Section 18-218 provides that a registered series is formed by filing a certificate of registered series with the Delaware Secretary of State, and the applicable LLC’s certificate of formation must include a notice of the limitation on liabilities of a registered series.  The certificate of registered series must set forth the name of the applicable LLC and the name of the registered series.  The name of the registered series must begin with the name of the applicable LLC and must sufficiently distinguish itself from the name of any other entity or registered series formed or qualified to do business in the State of Delaware.

Registered series have the same rights and powers and the same inter-series limitation on liability as protected series, however, registered series are distinct from protected series in that they qualify as registered organizations under the Uniform Commercial Code.  This attribute is intended to facilitate the use of registered series in secured lending transactions.  Additionally, registered series have the ability to merge or consolidate with other registered series of the same LLC, and the Delaware Secretary of State can issue certificates of good standing and certificates of existence with respect to registered series.  Registered series will incur an annual franchise tax of $100 per registered series, with a maximum, aggregate annual franchise tax liability of $5,000 per LLC.

In order to allow the Delaware Secretary of State time to prepare the filings and certificates necessary for the implementation of registered series, the amendments to the LLC Act creating registered series and protected series will be effective on August 1, 2019.

Blockchain and Distributed Ledger Technology

Multiple sections of the LLC Act and the LP Act have been amended to provide specific statutory authority for Delaware LLCs and LPs to use networks of electronic databases, such as distributed ledgers or a blockchain, for the creation and maintenance of company records and certain “electronic transmissions.”  The amendments come one year after the General Corporation Law was amended to permit the use of blockchain technology in connection with stock ledgers and other corporate records, and reflect Delaware’s continued efforts to adopt the developing technologies.    

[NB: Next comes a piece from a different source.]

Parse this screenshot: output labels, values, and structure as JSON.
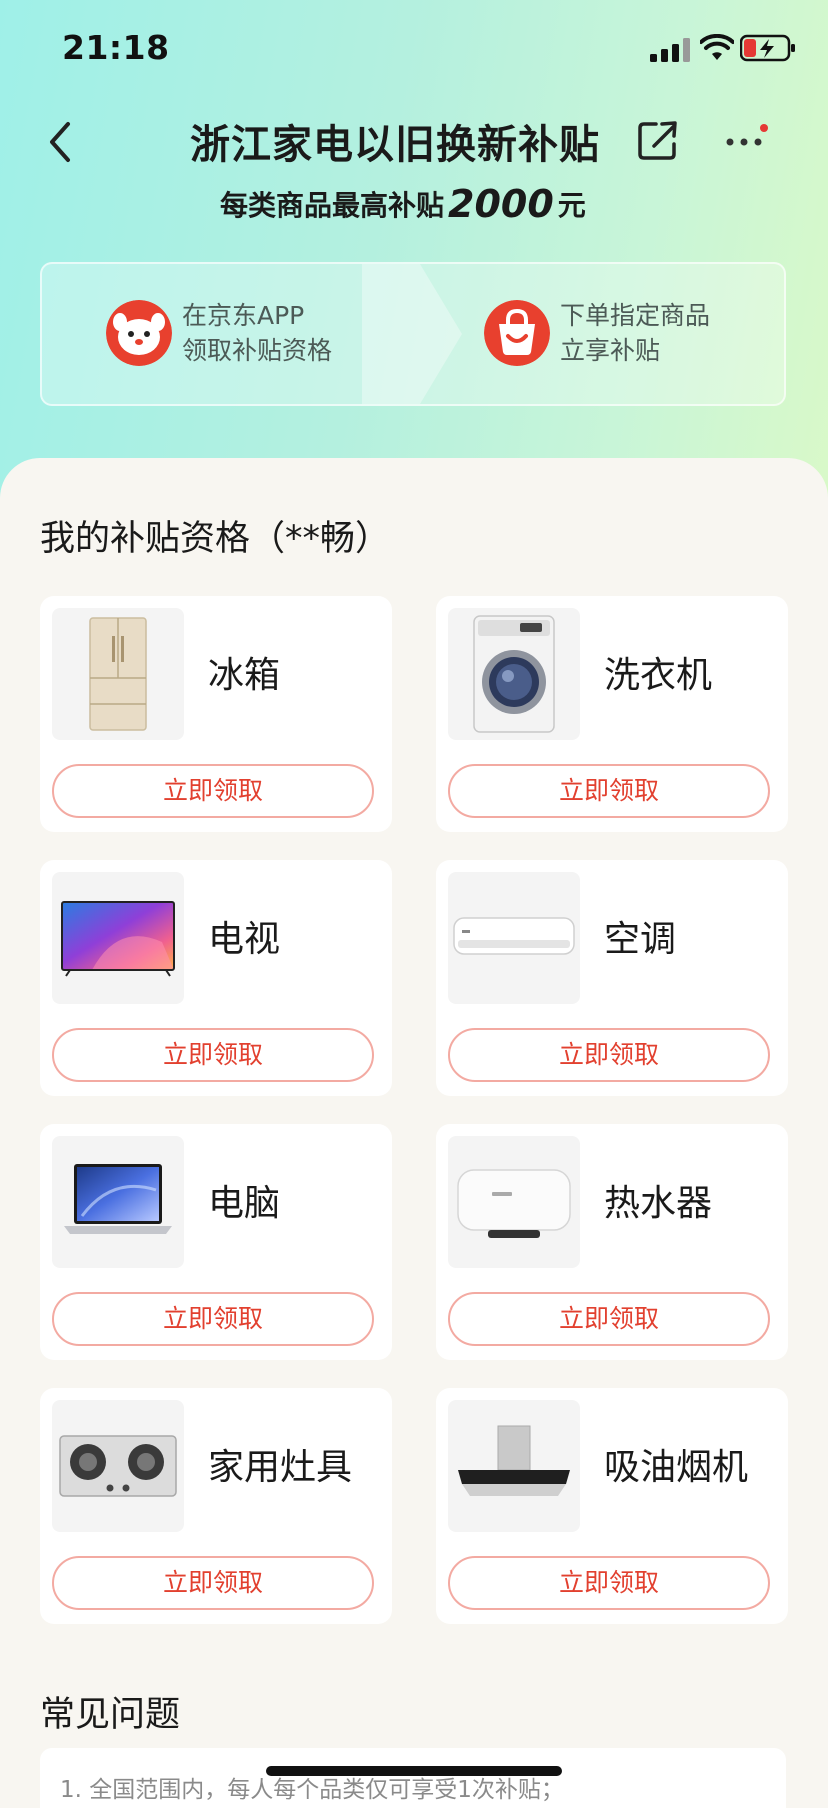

Statutory Public Benefit Limited Liability Companies

A new subchapter XII was added to the LLC Act providing for the formation of statutory public benefit LLCs, which are for-profit LLCs that, like public benefit corporations, are intended to produce a public benefit and to operate in a responsible and sustainable manner.    Under subchapter XII, a statutory public benefit LLC shall be managed in a manner that balances the members’ pecuniary interests, the best interests of those materially affected by the LLC’s conduct, and the public benefit set forth in the LLC’s certificate of formation.  An LLC opts into becoming a statutory public benefit LLC by identifying itself as such and stating a public benefit (or multiple public benefits) in its certificate of formation.  A public benefit is defined as “a positive effect (or reduction of negative effects) on one or more categories of persons, entities, communities or interests (other than members in their capacities as members) including, but not limited to, effects of an artistic, charitable, cultural, economic, educational, environmental, literary, medical, religious, scientific or technological nature.”  Subchapter XII imposes certain requirements upon statutory public benefit LLCs, including, among others, requiring that periodic statements be sent to members regarding the statutory public benefit LLC’s promotion of the public benefit set forth in its certificate of formation, and allows for derivative suits to be filed to enforce the requirements imposed upon statutory public benefit LLCs.